I am trying to get the price data from the following url. However I can only seem to get the text from 'div's down to a certain level, here is my code:
from selenium import webdriver
from bs4 import BeautifulSoup
def scrape_flight_prices(URL):
browser = webdriver.PhantomJS()
# PARSE THE HTML
browser.get(URL)
soup = BeautifulSoup(browser.page_source, "lxml")

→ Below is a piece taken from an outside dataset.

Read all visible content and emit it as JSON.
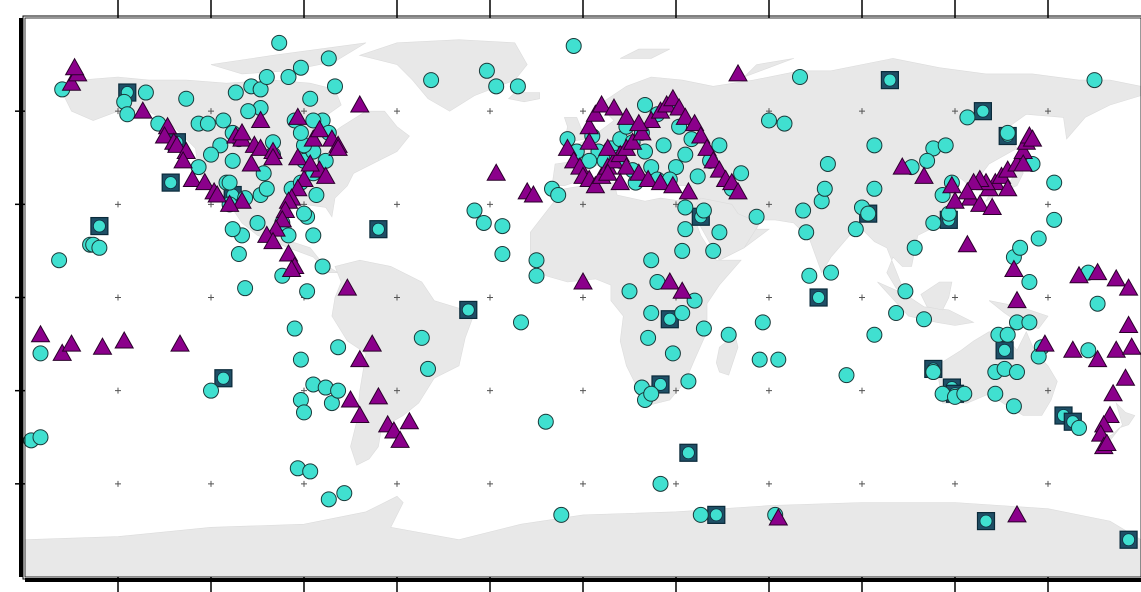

page_divs = soup.findAll("div", attrs={'id':'app-root'})
for p in page_divs:
print(p)
if __name__ == '__main__':
URL1="https://www.skyscanner.net/transport/flights/brs/gnb/190216/190223/?adults=1&children=0&adultsv2=1&childrenv2=&infants=0&cabinclass=economy&rtn=1&preferdirects=false&outboundaltsenabled=false&inboundaltsenabled=false&ref=home#results"
And here is the output:
<div id="app-root">
<section class="day-content state-loading state-no-results" id="daysection">
<div class="day-searching">
<div class="hot-spinner medium"></div>
<div class="day-searching-message">Searching</div>
</div>
</section>
</div>
The section of html I want to scrape from looks like this:
https://www.skyscanner.net/transport/flights/brs/gnb/190216/190223/?adults=1&children=0&adultsv2=1&childrenv2=&infants=0&cabinclass=economy&rtn=1&preferdirects=false&outboundaltsenabled=false&inboundaltsenabled=false&ref=home#results
However when I try and scrape with the following code:
prices = soup.findAll("a", attrs={'target':"_blank", "data-e2e":"itinerary-price", "class":"CTASection__price-2bc7h price"})
for p in prices:
print(p)
It prints nothing! I suspect a js script is running something to generate the rest of the the code and/or data? Can anyone help me extract the data? Specifically I am trying to get the price, flight times, airline name etc but if beautiful soup is not printing the relevant html from the page then I'm not sure how else to get it?
Would appreciate any pointers! Many thanks in advance!